La ciencia es la única institución cívica con un horizonte de largo plazo, una característica que infunde confianza cuando el futuro se percibe frágil. La ciencia moderna comenzó en Europa hace 300 años con relativamente pocas personas, quizá no más de un millar cuando la presunta revolución científica estaba en pleno apogeo. Comenzaron a investigar sistemáticamente el funcionamiento del mundo natural (y, en menor medida, el mundo social) y obtuvieron nuevos conocimientos de cómo manipular los procesos naturales e intervenir en ellos. Las prácticas experimentales que inventaron se extendieron más allá de los laboratorios. Más adelante, comenzaron a trabajar en conjunto con el artesanado para dar origen a la Revolución Industrial.

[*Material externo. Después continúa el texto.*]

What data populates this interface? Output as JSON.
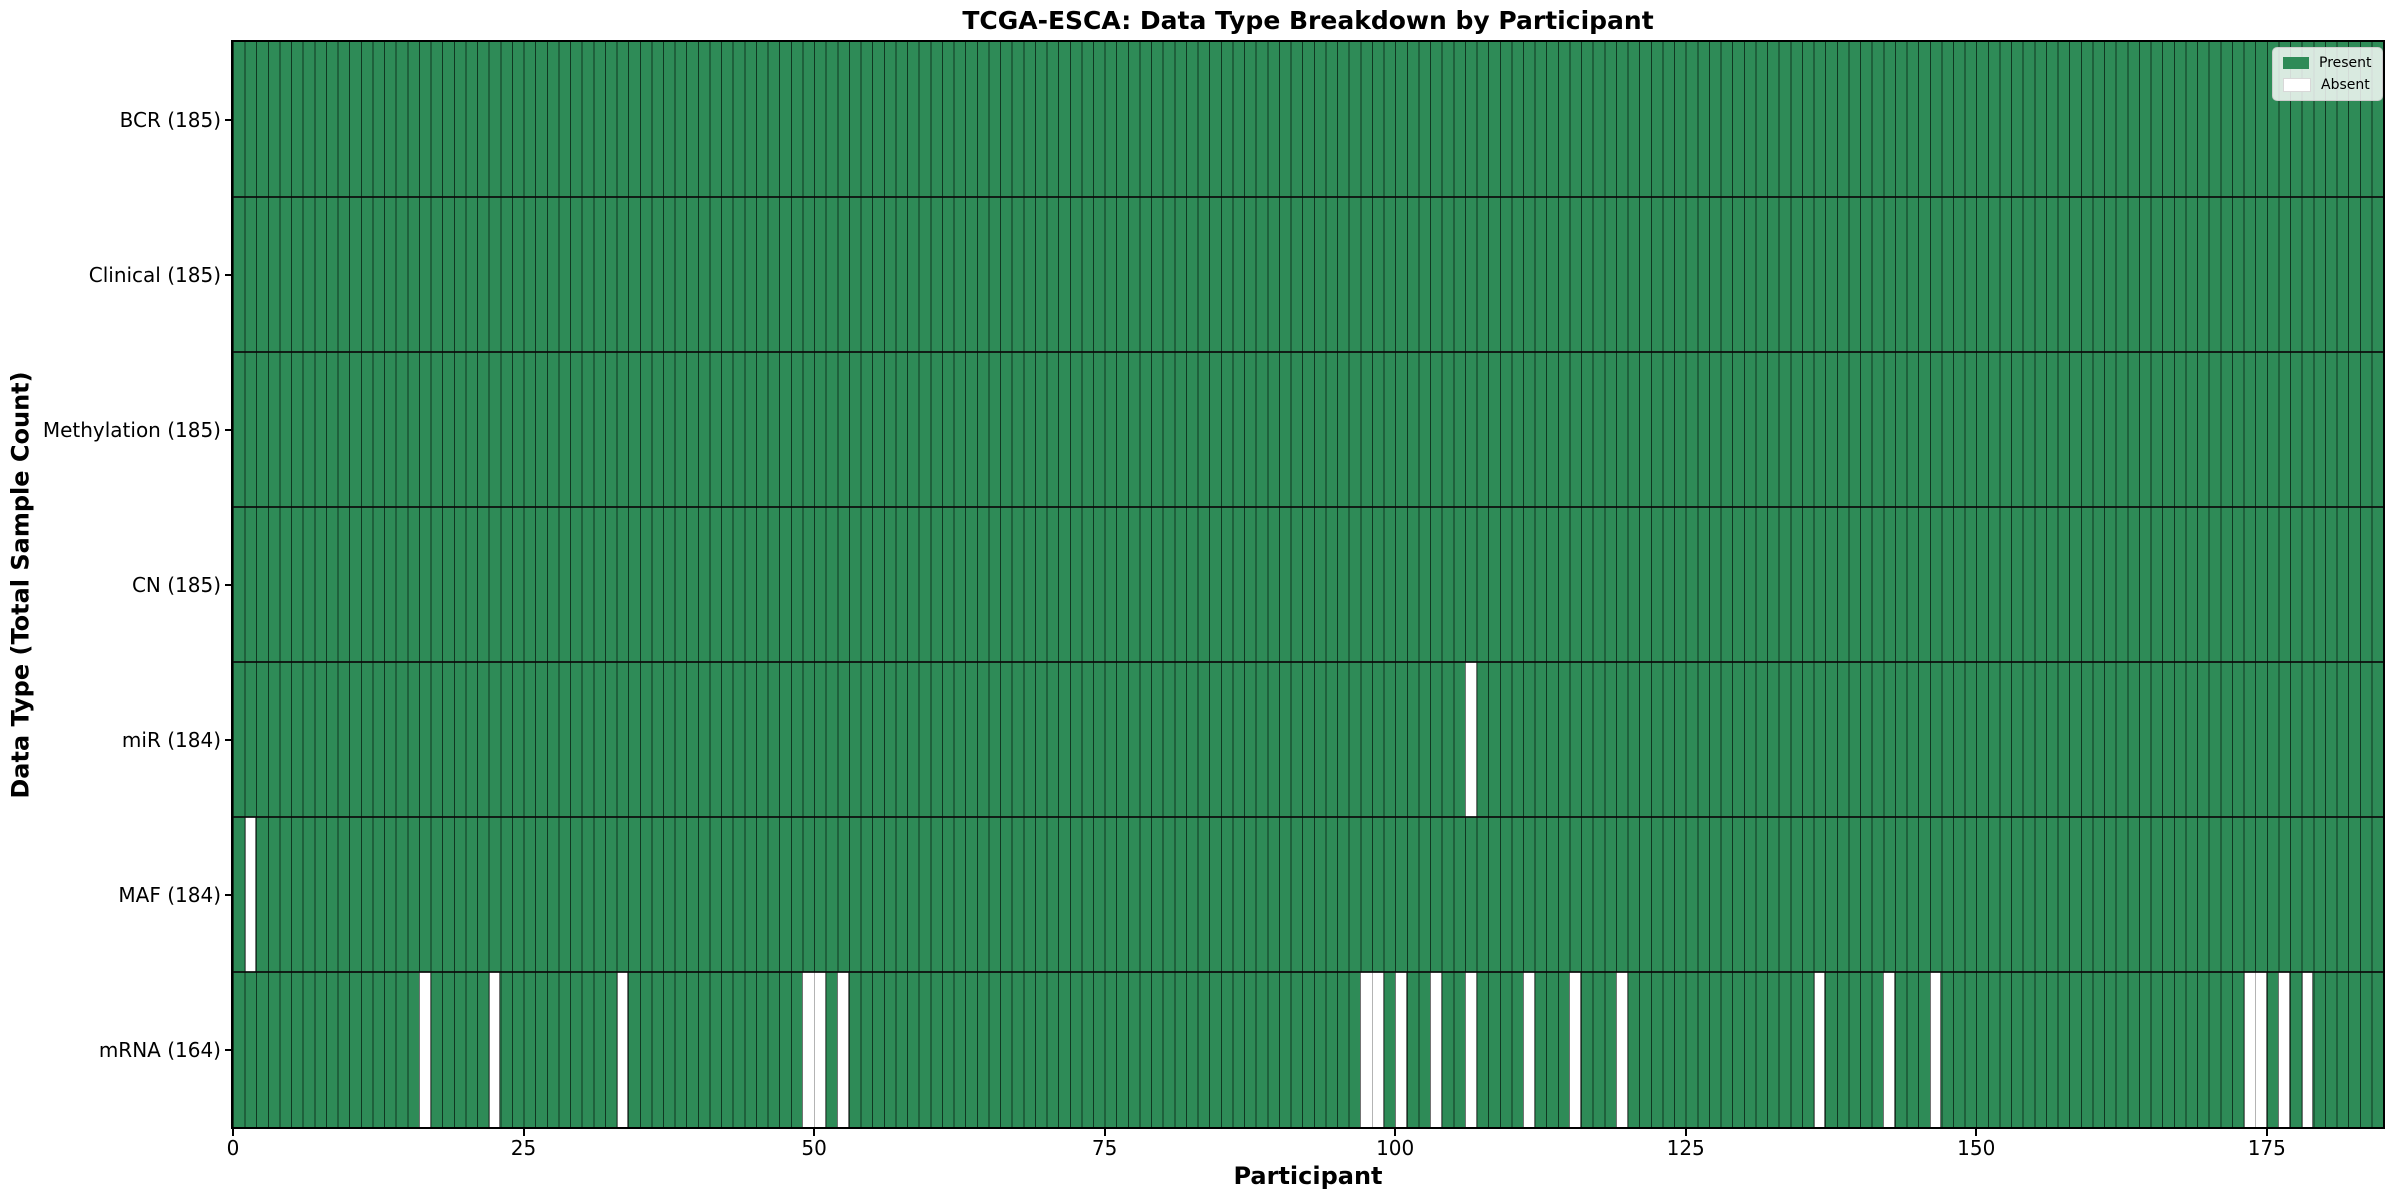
{
  "chart_data": {
    "type": "heatmap",
    "title": "TCGA-ESCA: Data Type Breakdown by Participant",
    "xlabel": "Participant",
    "ylabel": "Data Type (Total Sample Count)",
    "n_participants": 185,
    "xlim": [
      0,
      185
    ],
    "x_ticks": [
      0,
      25,
      50,
      75,
      100,
      125,
      150,
      175
    ],
    "legend_position": "upper right",
    "legend": [
      {
        "label": "Present",
        "color": "#2e8b57"
      },
      {
        "label": "Absent",
        "color": "#ffffff"
      }
    ],
    "colors": {
      "present": "#2e8b57",
      "absent": "#ffffff",
      "cell_edge": "#0a2214",
      "row_divider": "#0a0a0a"
    },
    "rows": [
      {
        "label": "BCR (185)",
        "data_type": "BCR",
        "present_count": 185,
        "absent_participants": []
      },
      {
        "label": "Clinical (185)",
        "data_type": "Clinical",
        "present_count": 185,
        "absent_participants": []
      },
      {
        "label": "Methylation (185)",
        "data_type": "Methylation",
        "present_count": 185,
        "absent_participants": []
      },
      {
        "label": "CN (185)",
        "data_type": "CN",
        "present_count": 185,
        "absent_participants": []
      },
      {
        "label": "miR (184)",
        "data_type": "miR",
        "present_count": 184,
        "absent_participants": [
          106
        ]
      },
      {
        "label": "MAF (184)",
        "data_type": "MAF",
        "present_count": 184,
        "absent_participants": [
          1
        ]
      },
      {
        "label": "mRNA (164)",
        "data_type": "mRNA",
        "present_count": 164,
        "absent_participants": [
          16,
          22,
          33,
          49,
          50,
          52,
          97,
          98,
          100,
          103,
          106,
          111,
          115,
          119,
          136,
          142,
          146,
          173,
          174,
          176,
          178
        ]
      }
    ]
  }
}
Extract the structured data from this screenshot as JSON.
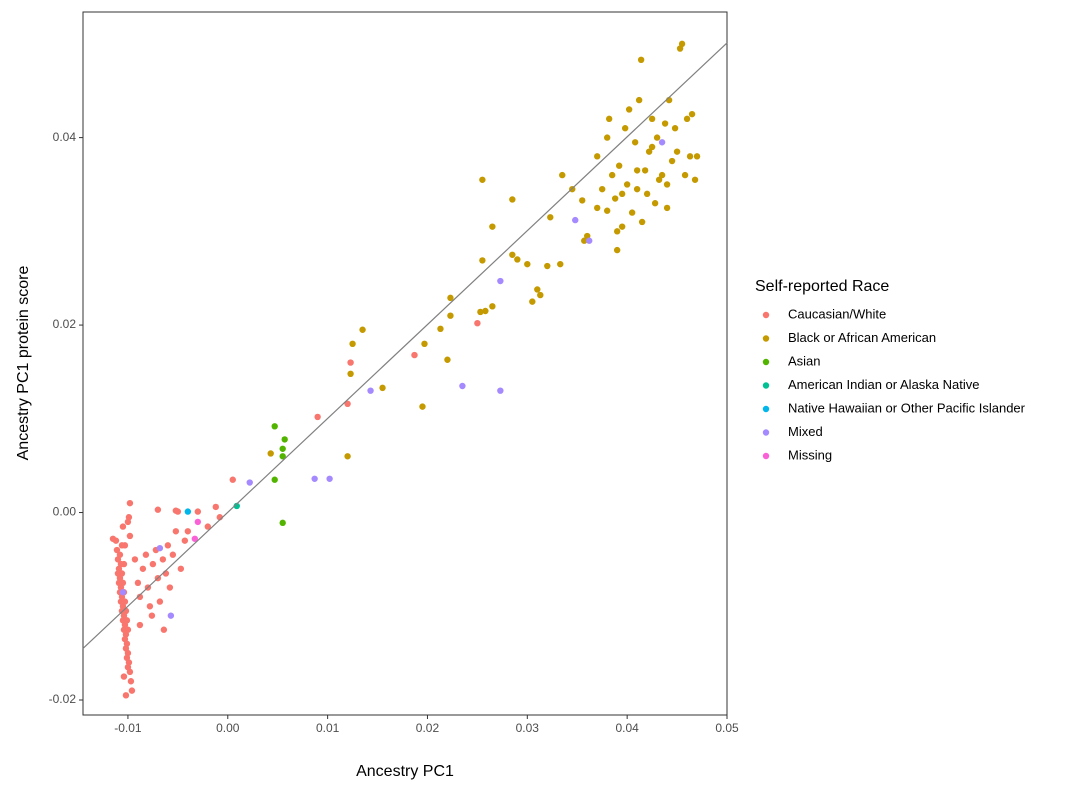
{
  "chart_data": {
    "type": "scatter",
    "x_label": "Ancestry PC1",
    "y_label": "Ancestry PC1 protein score",
    "legend_title": "Self-reported Race",
    "xlim": [
      -0.0145,
      0.05
    ],
    "ylim": [
      -0.0216,
      0.0534
    ],
    "xticks": [
      -0.01,
      {
        "value": 0,
        "label": "0.00"
      },
      0.01,
      0.02,
      0.03,
      0.04,
      0.05
    ],
    "yticks": [
      -0.02,
      {
        "value": 0,
        "label": "0.00"
      },
      0.02,
      0.04
    ],
    "fit_line": {
      "x": [
        -0.0145,
        0.05
      ],
      "y": [
        -0.0145,
        0.0501
      ]
    },
    "series": [
      {
        "name": "Caucasian/White",
        "color": "#F8766D",
        "x": [
          -0.0112,
          -0.011,
          -0.0108,
          -0.0106,
          -0.0104,
          -0.0102,
          -0.01,
          -0.0098,
          -0.0096,
          -0.0111,
          -0.0109,
          -0.0107,
          -0.0105,
          -0.0103,
          -0.0101,
          -0.0099,
          -0.0097,
          -0.011,
          -0.0108,
          -0.0106,
          -0.0104,
          -0.0102,
          -0.01,
          -0.0098,
          -0.0109,
          -0.0107,
          -0.0105,
          -0.0103,
          -0.0101,
          -0.0099,
          -0.0108,
          -0.0106,
          -0.0104,
          -0.0102,
          -0.01,
          -0.0107,
          -0.0105,
          -0.0103,
          -0.0101,
          -0.0106,
          -0.0104,
          -0.0102,
          -0.0105,
          -0.0103,
          -0.0104,
          -0.0115,
          -0.0098,
          -0.01,
          -0.0093,
          -0.009,
          -0.0088,
          -0.0085,
          -0.0082,
          -0.008,
          -0.0078,
          -0.0075,
          -0.0072,
          -0.007,
          -0.0068,
          -0.0065,
          -0.0062,
          -0.006,
          -0.0058,
          -0.0055,
          -0.0052,
          -0.005,
          -0.0047,
          -0.0043,
          -0.004,
          -0.007,
          -0.0052,
          -0.003,
          -0.002,
          -0.0012,
          -0.0008,
          0.0005,
          0.009,
          0.012,
          0.0123,
          0.0187,
          0.025,
          -0.0088,
          -0.0076,
          -0.0064
        ],
        "y": [
          -0.003,
          -0.005,
          -0.007,
          -0.009,
          -0.011,
          -0.013,
          -0.015,
          -0.017,
          -0.019,
          -0.004,
          -0.006,
          -0.008,
          -0.01,
          -0.012,
          -0.014,
          -0.016,
          -0.018,
          -0.0065,
          -0.0085,
          -0.0105,
          -0.0125,
          -0.0145,
          -0.0165,
          -0.0025,
          -0.0075,
          -0.0095,
          -0.0115,
          -0.0135,
          -0.0155,
          -0.0005,
          -0.0045,
          -0.0065,
          -0.0085,
          -0.0105,
          -0.0125,
          -0.0055,
          -0.0075,
          -0.0095,
          -0.0115,
          -0.0035,
          -0.0055,
          -0.0195,
          -0.0015,
          -0.0035,
          -0.0175,
          -0.0028,
          0.001,
          -0.001,
          -0.005,
          -0.0075,
          -0.009,
          -0.006,
          -0.0045,
          -0.008,
          -0.01,
          -0.0055,
          -0.004,
          -0.007,
          -0.0095,
          -0.005,
          -0.0065,
          -0.0035,
          -0.008,
          -0.0045,
          -0.002,
          0.0001,
          -0.006,
          -0.003,
          -0.002,
          0.0003,
          0.0002,
          0.0001,
          -0.0015,
          0.0006,
          -0.0005,
          0.0035,
          0.0102,
          0.0116,
          0.016,
          0.0168,
          0.0202,
          -0.012,
          -0.011,
          -0.0125
        ]
      },
      {
        "name": "Black or African American",
        "color": "#C49A00",
        "x": [
          0.0043,
          0.012,
          0.0123,
          0.0125,
          0.0135,
          0.0155,
          0.0195,
          0.0197,
          0.0213,
          0.022,
          0.0223,
          0.0223,
          0.0253,
          0.0258,
          0.0255,
          0.0255,
          0.0265,
          0.0265,
          0.0285,
          0.0285,
          0.029,
          0.03,
          0.0305,
          0.031,
          0.0313,
          0.032,
          0.0323,
          0.0333,
          0.0335,
          0.0345,
          0.0355,
          0.0357,
          0.036,
          0.037,
          0.037,
          0.0375,
          0.038,
          0.0382,
          0.0385,
          0.0388,
          0.039,
          0.0392,
          0.0395,
          0.0398,
          0.04,
          0.0402,
          0.0405,
          0.0408,
          0.041,
          0.0412,
          0.0415,
          0.0418,
          0.042,
          0.0422,
          0.0425,
          0.0428,
          0.043,
          0.0432,
          0.0435,
          0.0438,
          0.044,
          0.0442,
          0.0445,
          0.0448,
          0.045,
          0.0453,
          0.0455,
          0.0458,
          0.046,
          0.0463,
          0.0465,
          0.0468,
          0.047,
          0.0414,
          0.039,
          0.038,
          0.041,
          0.044,
          0.0395,
          0.0425
        ],
        "y": [
          0.0063,
          0.006,
          0.0148,
          0.018,
          0.0195,
          0.0133,
          0.0113,
          0.018,
          0.0196,
          0.0163,
          0.0229,
          0.021,
          0.0214,
          0.0215,
          0.0269,
          0.0355,
          0.022,
          0.0305,
          0.0275,
          0.0334,
          0.027,
          0.0265,
          0.0225,
          0.0238,
          0.0232,
          0.0263,
          0.0315,
          0.0265,
          0.036,
          0.0345,
          0.0333,
          0.029,
          0.0295,
          0.0325,
          0.038,
          0.0345,
          0.0322,
          0.042,
          0.036,
          0.0335,
          0.028,
          0.037,
          0.0305,
          0.041,
          0.035,
          0.043,
          0.032,
          0.0395,
          0.0345,
          0.044,
          0.031,
          0.0365,
          0.034,
          0.0385,
          0.042,
          0.033,
          0.04,
          0.0355,
          0.036,
          0.0415,
          0.0325,
          0.044,
          0.0375,
          0.041,
          0.0385,
          0.0495,
          0.05,
          0.036,
          0.042,
          0.038,
          0.0425,
          0.0355,
          0.038,
          0.0483,
          0.03,
          0.04,
          0.0365,
          0.035,
          0.034,
          0.039
        ]
      },
      {
        "name": "Asian",
        "color": "#53B400",
        "x": [
          0.0047,
          0.0057,
          0.0055,
          0.0055,
          0.0047,
          0.0055
        ],
        "y": [
          0.0092,
          0.0078,
          0.0068,
          0.006,
          0.0035,
          -0.0011
        ]
      },
      {
        "name": "American Indian or Alaska Native",
        "color": "#00C094",
        "x": [
          0.0009
        ],
        "y": [
          0.0007
        ]
      },
      {
        "name": "Native Hawaiian or Other Pacific Islander",
        "color": "#00B6EB",
        "x": [
          -0.004
        ],
        "y": [
          0.0001
        ]
      },
      {
        "name": "Mixed",
        "color": "#A58AFF",
        "x": [
          0.0022,
          0.0087,
          0.0102,
          0.0143,
          0.0235,
          0.0273,
          0.0273,
          0.0348,
          0.0362,
          0.0435,
          -0.0057,
          -0.0068,
          -0.0105
        ],
        "y": [
          0.0032,
          0.0036,
          0.0036,
          0.013,
          0.0135,
          0.013,
          0.0247,
          0.0312,
          0.029,
          0.0395,
          -0.011,
          -0.0038,
          -0.0085
        ]
      },
      {
        "name": "Missing",
        "color": "#FB61D7",
        "x": [
          -0.0033,
          -0.003
        ],
        "y": [
          -0.0028,
          -0.001
        ]
      }
    ]
  }
}
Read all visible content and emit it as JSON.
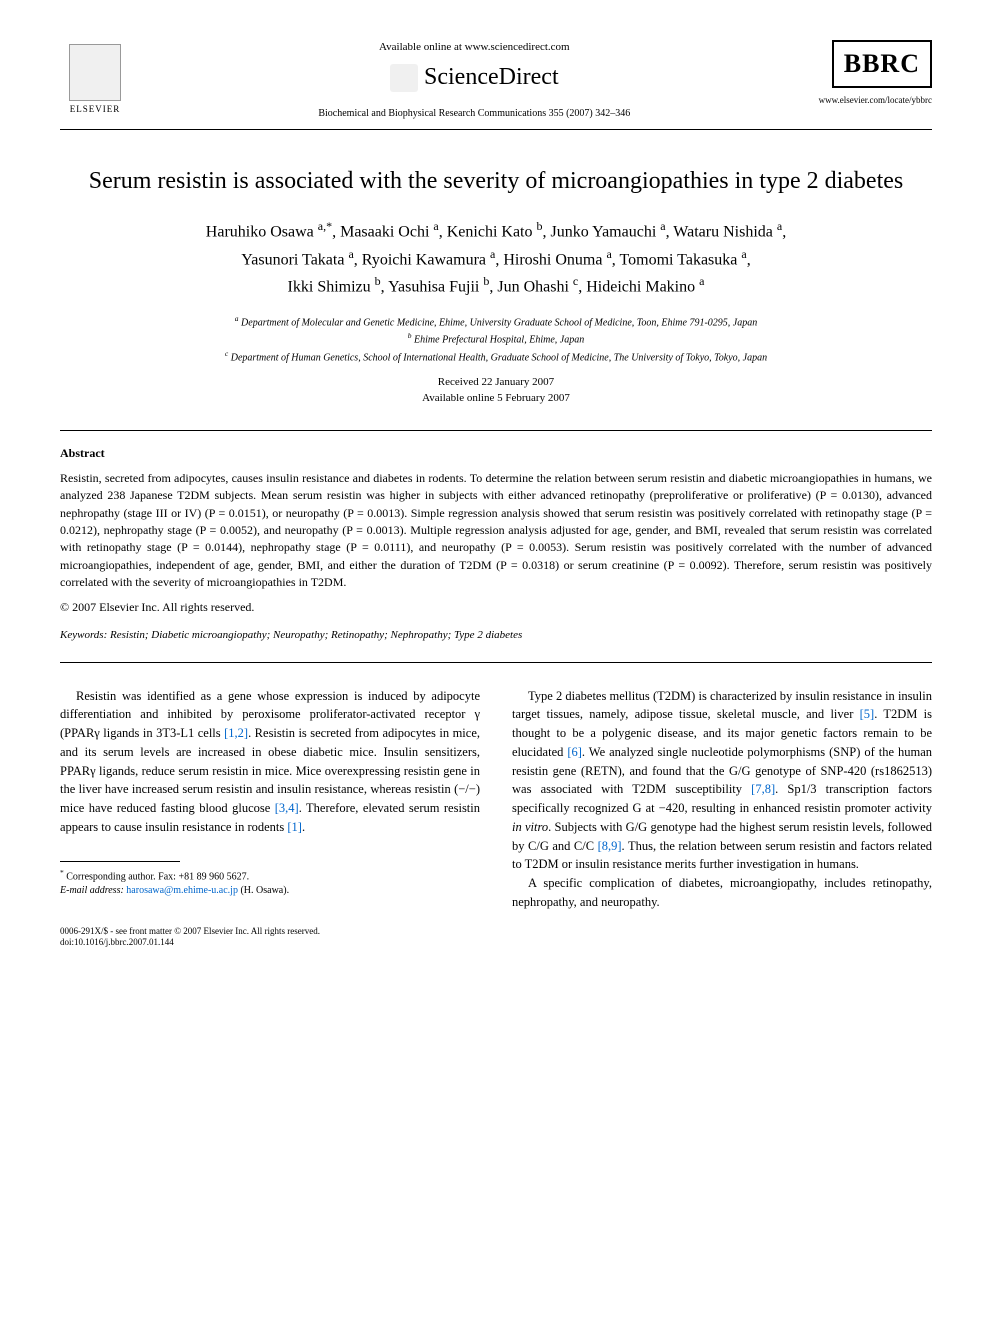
{
  "header": {
    "available_online": "Available online at www.sciencedirect.com",
    "sciencedirect": "ScienceDirect",
    "journal_ref": "Biochemical and Biophysical Research Communications 355 (2007) 342–346",
    "elsevier_label": "ELSEVIER",
    "bbrc_label": "BBRC",
    "journal_url": "www.elsevier.com/locate/ybbrc"
  },
  "title": "Serum resistin is associated with the severity of microangiopathies in type 2 diabetes",
  "authors_html": "Haruhiko Osawa <sup>a,*</sup>, Masaaki Ochi <sup>a</sup>, Kenichi Kato <sup>b</sup>, Junko Yamauchi <sup>a</sup>, Wataru Nishida <sup>a</sup>, Yasunori Takata <sup>a</sup>, Ryoichi Kawamura <sup>a</sup>, Hiroshi Onuma <sup>a</sup>, Tomomi Takasuka <sup>a</sup>, Ikki Shimizu <sup>b</sup>, Yasuhisa Fujii <sup>b</sup>, Jun Ohashi <sup>c</sup>, Hideichi Makino <sup>a</sup>",
  "affiliations": {
    "a": "Department of Molecular and Genetic Medicine, Ehime, University Graduate School of Medicine, Toon, Ehime 791-0295, Japan",
    "b": "Ehime Prefectural Hospital, Ehime, Japan",
    "c": "Department of Human Genetics, School of International Health, Graduate School of Medicine, The University of Tokyo, Tokyo, Japan"
  },
  "dates": {
    "received": "Received 22 January 2007",
    "online": "Available online 5 February 2007"
  },
  "abstract": {
    "heading": "Abstract",
    "body": "Resistin, secreted from adipocytes, causes insulin resistance and diabetes in rodents. To determine the relation between serum resistin and diabetic microangiopathies in humans, we analyzed 238 Japanese T2DM subjects. Mean serum resistin was higher in subjects with either advanced retinopathy (preproliferative or proliferative) (P = 0.0130), advanced nephropathy (stage III or IV) (P = 0.0151), or neuropathy (P = 0.0013). Simple regression analysis showed that serum resistin was positively correlated with retinopathy stage (P = 0.0212), nephropathy stage (P = 0.0052), and neuropathy (P = 0.0013). Multiple regression analysis adjusted for age, gender, and BMI, revealed that serum resistin was correlated with retinopathy stage (P = 0.0144), nephropathy stage (P = 0.0111), and neuropathy (P = 0.0053). Serum resistin was positively correlated with the number of advanced microangiopathies, independent of age, gender, BMI, and either the duration of T2DM (P = 0.0318) or serum creatinine (P = 0.0092). Therefore, serum resistin was positively correlated with the severity of microangiopathies in T2DM.",
    "copyright": "© 2007 Elsevier Inc. All rights reserved."
  },
  "keywords": {
    "label": "Keywords:",
    "list": "Resistin; Diabetic microangiopathy; Neuropathy; Retinopathy; Nephropathy; Type 2 diabetes"
  },
  "body": {
    "left_p1": "Resistin was identified as a gene whose expression is induced by adipocyte differentiation and inhibited by peroxisome proliferator-activated receptor γ (PPARγ ligands in 3T3-L1 cells [1,2]. Resistin is secreted from adipocytes in mice, and its serum levels are increased in obese diabetic mice. Insulin sensitizers, PPARγ ligands, reduce serum resistin in mice. Mice overexpressing resistin gene in the liver have increased serum resistin and insulin resistance, whereas resistin (−/−) mice have reduced fasting blood glucose [3,4]. Therefore, elevated serum resistin appears to cause insulin resistance in rodents [1].",
    "right_p1": "Type 2 diabetes mellitus (T2DM) is characterized by insulin resistance in insulin target tissues, namely, adipose tissue, skeletal muscle, and liver [5]. T2DM is thought to be a polygenic disease, and its major genetic factors remain to be elucidated [6]. We analyzed single nucleotide polymorphisms (SNP) of the human resistin gene (RETN), and found that the G/G genotype of SNP-420 (rs1862513) was associated with T2DM susceptibility [7,8]. Sp1/3 transcription factors specifically recognized G at −420, resulting in enhanced resistin promoter activity in vitro. Subjects with G/G genotype had the highest serum resistin levels, followed by C/G and C/C [8,9]. Thus, the relation between serum resistin and factors related to T2DM or insulin resistance merits further investigation in humans.",
    "right_p2": "A specific complication of diabetes, microangiopathy, includes retinopathy, nephropathy, and neuropathy."
  },
  "footnotes": {
    "corresponding": "Corresponding author. Fax: +81 89 960 5627.",
    "email_label": "E-mail address:",
    "email": "harosawa@m.ehime-u.ac.jp",
    "email_attr": "(H. Osawa)."
  },
  "footer": {
    "line1": "0006-291X/$ - see front matter © 2007 Elsevier Inc. All rights reserved.",
    "line2": "doi:10.1016/j.bbrc.2007.01.144"
  },
  "colors": {
    "link": "#0066cc",
    "text": "#000000",
    "background": "#ffffff"
  }
}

La idea de que sólo podemos conocer lo que podemos hacer ha logrado amplia aceptación. Las nuevas herramientas ofrecen nuevos medios de investigación, por ejemplo permitiendo a los investigadores acelerar los cálculos y así aumentar la producción de nuevos conocimientos. La ciencia y la tecnología se refuerzan mutuamente, y ambas se filtran por el tejido social. Era el caso en 1700 y lo sigue siendo hoy en día.

Miremos ahora hacia el futuro. De acuerdo a Hans Rosling, estadístico de la salud, es probable que nuestro planeta sea el hogar de al menos nueve mil millones de personas para el año 2050. Seis mil millones vivirán en Asia, mil millones en África, 1,5 millones en las Américas y 500 millones en Europa. Al asegurarse de que la búsqueda de nuevos conocimientos siga siendo una alta prioridad, Europa puede salvaguardar la revolución científica y mantenerse a la vanguardia mundial a pesar de tener menos habitantes que otras regiones.

Las instituciones científicas de Europa ya están evolucionando y adaptándose a los nuevos desafíos globales. Los científicos y las personas ordinarias que trabajan en el ámbito de la ciencia velarán por que la incesante búsqueda de mejoramiento de la humanidad siga siendo parte importante de la identidad europea.

Por sí sola, la ciencia no va a salvar a Europa. Más bien, si Europa sabe cómo poner su ciencia a trabajar, no tendrá necesidad de ser salvada.

Helga Nowotny is President of the European Research Council and Professor Emerita of Social Studies of Science, ETH Zurich (Swiss Federal Institute of Technology). Traducido del inglés por David Meléndez Tormen.